How food stamp cuts could ripple through the economy

Erica Roy
May 25, 2017

But he drew rebukes, even from some Republican allies, for the plan's jarring, politically unrealistic cuts to the social safety net for the poor and a broad swath of other domestic programs.

Fox News contributors and hosts defended President Donald Trump's draconian budget request for fiscal year 2018 by coalescing around a talking point also voiced by the White House that spending cuts for nutrition assistance programs are justified due to their gut feeling that too many people are using them.

The proposal reflects a conservative vision of smaller government, a drastic rollback of programs for the poor and disabled to prod them into the workforce and a robust hike for the military and border security.

So, what's the plan for Medicaid?

CNNMoney reached out to Trump supporters in impoverished Beattyville, Kentucky, a town whose citizens voted overwhelmingly for Trump in the 2016 presidential election.

One House Budget Committee member, Rep. Tom Cole, R-Okla., told White House Budget Director Mick Mulvaney that Trump's proposed cuts to medical research are "penny-wise and pound-foolish" - and then excused himself to preside over DeVos' testimony. Mexico emphatically rejects that notion.

Democratic defenders of the program warned that would deny health care and nursing home care to millions of people.

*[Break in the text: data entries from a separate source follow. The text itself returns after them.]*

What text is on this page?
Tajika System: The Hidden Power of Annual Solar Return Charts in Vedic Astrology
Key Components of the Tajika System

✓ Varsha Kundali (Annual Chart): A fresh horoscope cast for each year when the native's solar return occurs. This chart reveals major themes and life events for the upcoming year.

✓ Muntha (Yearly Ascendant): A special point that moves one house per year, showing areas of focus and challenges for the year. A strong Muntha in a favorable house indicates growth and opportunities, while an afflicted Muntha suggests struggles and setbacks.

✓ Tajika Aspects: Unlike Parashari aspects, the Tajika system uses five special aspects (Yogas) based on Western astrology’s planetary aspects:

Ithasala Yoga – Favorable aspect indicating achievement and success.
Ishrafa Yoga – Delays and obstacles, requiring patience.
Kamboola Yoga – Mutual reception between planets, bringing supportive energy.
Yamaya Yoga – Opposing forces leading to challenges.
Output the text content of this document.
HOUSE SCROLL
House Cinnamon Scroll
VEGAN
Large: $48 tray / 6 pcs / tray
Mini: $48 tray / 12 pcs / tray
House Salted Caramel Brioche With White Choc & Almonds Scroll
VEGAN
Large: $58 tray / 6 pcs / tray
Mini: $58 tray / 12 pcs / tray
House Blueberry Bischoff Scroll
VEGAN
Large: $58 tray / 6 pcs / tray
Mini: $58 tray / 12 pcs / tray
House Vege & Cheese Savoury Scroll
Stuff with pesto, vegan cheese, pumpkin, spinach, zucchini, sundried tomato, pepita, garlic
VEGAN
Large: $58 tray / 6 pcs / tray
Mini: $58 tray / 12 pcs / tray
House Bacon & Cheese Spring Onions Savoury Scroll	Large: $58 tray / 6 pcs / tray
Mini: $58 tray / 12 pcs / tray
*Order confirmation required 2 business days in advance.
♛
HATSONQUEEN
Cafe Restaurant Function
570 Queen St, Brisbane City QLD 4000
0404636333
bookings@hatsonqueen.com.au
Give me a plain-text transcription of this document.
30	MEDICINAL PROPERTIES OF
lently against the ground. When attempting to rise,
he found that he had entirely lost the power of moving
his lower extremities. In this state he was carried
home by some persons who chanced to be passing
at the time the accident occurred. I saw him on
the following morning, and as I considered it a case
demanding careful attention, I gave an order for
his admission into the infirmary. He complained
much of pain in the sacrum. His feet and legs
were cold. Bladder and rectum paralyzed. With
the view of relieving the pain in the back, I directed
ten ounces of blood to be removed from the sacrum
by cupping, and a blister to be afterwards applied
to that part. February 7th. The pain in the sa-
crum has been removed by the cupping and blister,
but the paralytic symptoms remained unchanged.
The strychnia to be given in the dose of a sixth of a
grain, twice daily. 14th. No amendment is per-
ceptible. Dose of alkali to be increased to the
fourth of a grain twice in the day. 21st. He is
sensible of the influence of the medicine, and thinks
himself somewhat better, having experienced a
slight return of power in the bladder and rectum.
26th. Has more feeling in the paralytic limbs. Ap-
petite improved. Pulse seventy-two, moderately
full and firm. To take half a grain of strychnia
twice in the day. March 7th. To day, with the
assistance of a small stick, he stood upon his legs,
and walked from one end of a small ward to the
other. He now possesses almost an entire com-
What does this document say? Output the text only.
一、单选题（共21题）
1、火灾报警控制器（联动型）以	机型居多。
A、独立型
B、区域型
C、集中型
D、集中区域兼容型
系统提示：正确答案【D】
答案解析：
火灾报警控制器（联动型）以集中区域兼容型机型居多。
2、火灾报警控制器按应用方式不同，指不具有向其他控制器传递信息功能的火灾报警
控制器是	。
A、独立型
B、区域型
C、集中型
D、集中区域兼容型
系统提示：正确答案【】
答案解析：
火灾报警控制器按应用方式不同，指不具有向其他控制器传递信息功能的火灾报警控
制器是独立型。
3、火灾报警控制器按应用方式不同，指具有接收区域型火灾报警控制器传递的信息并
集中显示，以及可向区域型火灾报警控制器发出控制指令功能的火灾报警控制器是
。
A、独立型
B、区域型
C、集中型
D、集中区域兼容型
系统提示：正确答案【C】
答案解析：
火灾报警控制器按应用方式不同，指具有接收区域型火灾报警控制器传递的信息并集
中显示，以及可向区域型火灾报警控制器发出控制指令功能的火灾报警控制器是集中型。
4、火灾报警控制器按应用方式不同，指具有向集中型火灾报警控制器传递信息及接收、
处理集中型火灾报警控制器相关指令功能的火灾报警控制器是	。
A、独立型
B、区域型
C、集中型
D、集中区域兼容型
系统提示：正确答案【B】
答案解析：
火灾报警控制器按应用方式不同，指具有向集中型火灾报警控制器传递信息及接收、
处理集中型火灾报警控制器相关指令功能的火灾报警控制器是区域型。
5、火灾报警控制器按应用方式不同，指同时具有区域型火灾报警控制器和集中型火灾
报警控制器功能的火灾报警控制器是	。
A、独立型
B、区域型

Trump's budget cuts also target welfare programs for low-income women (and children), such as the Supplemental Nutrition Assistance Program (food stamps) and the Women, Infants, and Children (WIC) nutrition program. As we've reported, an analysis from University of California, Berkeley Labor Center found that 52 percent of fast-food workers are enrolled in, or have their families enrolled in, one or more public assistance programs such as SNAP, Medicaid or the Children's Health Insurance Program.

Congress is unlikely to approve such deep cuts in the program, since it affects constituents so broadly.

If Trump's budget goes through, the program Obama created would be eliminated and women in these positions may have to pay a median of $60,000 in student debt, according to Fortune.

According to Sanford, they need to see real numbers to ensure they aren't doing more damage than good, adding he believes it's wrong to insinuate they can balance the budget without making some hard choices.

Trump's budget would limit subsidies to farmers, including a cut in government help for purchasing popular crop insurance policies. And you have a 13 percent cut in the Department of Education. "Come on. That doesn't add up". However, Puckett depends on Social Security disability because of her sclerosis, so she also expressed that she would be concerned if the budget went into law, as she could lose her benefits.

Besides, Trump's budget - which includes a $52 billion increase in military spending next year alone - wouldn't really bring down the national debt, despite what Mulvaney claims. Dick Durbin of IL.

Trump's budget was silent on bargaining with the pharmaceutical industry to reduce the cost of prescription drugs, a topic the president has often touched on. Some $200 billion in federal infrastructure investments are promised to leverage another $800 billion in private investment, though the idea has yet to get much traction.

Sanford told Mulvaney that the budget "assumes that the stars perfectly align" by promising an economic growth rate of 3 percent but that such an economic surge wouldn't increase inflation and bond yields.

Trump's balanced-budget goal depends not only on the growth projections that most economists view as overly optimistic but also a variety of accounting gimmicks, including an nearly $600 billion peace dividend from winding down overseas military operations and "double counting" $2.1 trillion in revenues from economic growth - using them to both pay for tax cuts and bring down the deficit.